3. Take a Dynamic Rest
Unless you’re preparing for a bodybuilding show and need to pack on muscle and bulk, it isn’t necessary to sit and rest between weightlifting sets. In dynamic rest, you engage in some activity instead of resting between sets. This can be accomplished in a variety of ways; utilizing a cardio machine, briskly walking around the gym, using a step or stool, jumping jacks or jumping rope, just to name a few. Be creative and develop your own dynamic rest go-to exercises. The point is to keep your heart rate elevated. Dynamic rest increases your fitness level and endurance, burns extra calories and improves heart health.
2. Use Circuit Training
Circuit training is a grouping of exercises performed one right after another with no rest until completed. Circuit training keeps your heart rate elevated to reap the cardio benefits while strengthening your muscles by lifting weights. Boredom will never become a problem with circuit training because by changing the exercises and manipulating sets, reps or time at each exercise, the variety is endless and always challenging.
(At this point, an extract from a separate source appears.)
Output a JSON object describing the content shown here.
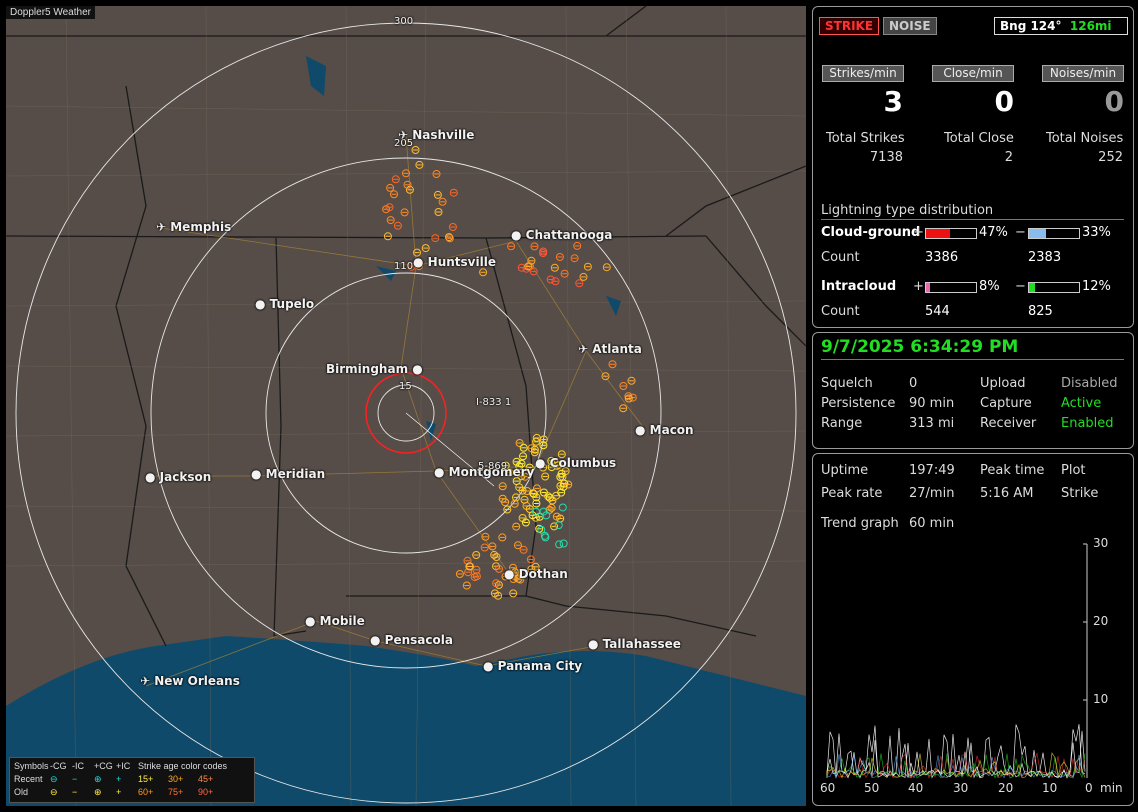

If you like a challenge and want to increase your fitness level and burn even more calories, add a cardio element in between each set. End each session with some time on the stairmill, elliptical or an elevated walk on the treadmill.
1. Try Interval Training
Talk to any athlete and they’ll tell you that interval training is part of their weekly routine. Interval training alternates high-intensity movement with low-intensity movement and forces the body to exert more energy than a walk on the treadmill. Interval training pushes the body past the aerobic threshold and then back again, which improves speed, strength and endurance. Interval training also increases fitness level and supercharges your metabolism for greater fat loss, according to the American College of Sport Medicine. The best benefit for those pushed for time — you can get a more effective workout in less time. Incorporate interval training into your regimen twice a week for 30 minutes each session. You don’t even need to go to the gym; you can start right outside your door. Walk at a brisk pace for 3 minutes followed by a 1-minute run. As your fitness level increases, turn the walk into a jog and the run into a sprint. If you’re using a treadmill, walk on the treadmill at 5 mph for 3 minutes followed by running at 6 mph for 1 minute. As your fitness level increases, spend a little more time at the high-intensity level. Add a 30-minute circuit- or strength-training session in before the interval training for a heart-pounding, fat-burning and fun workout.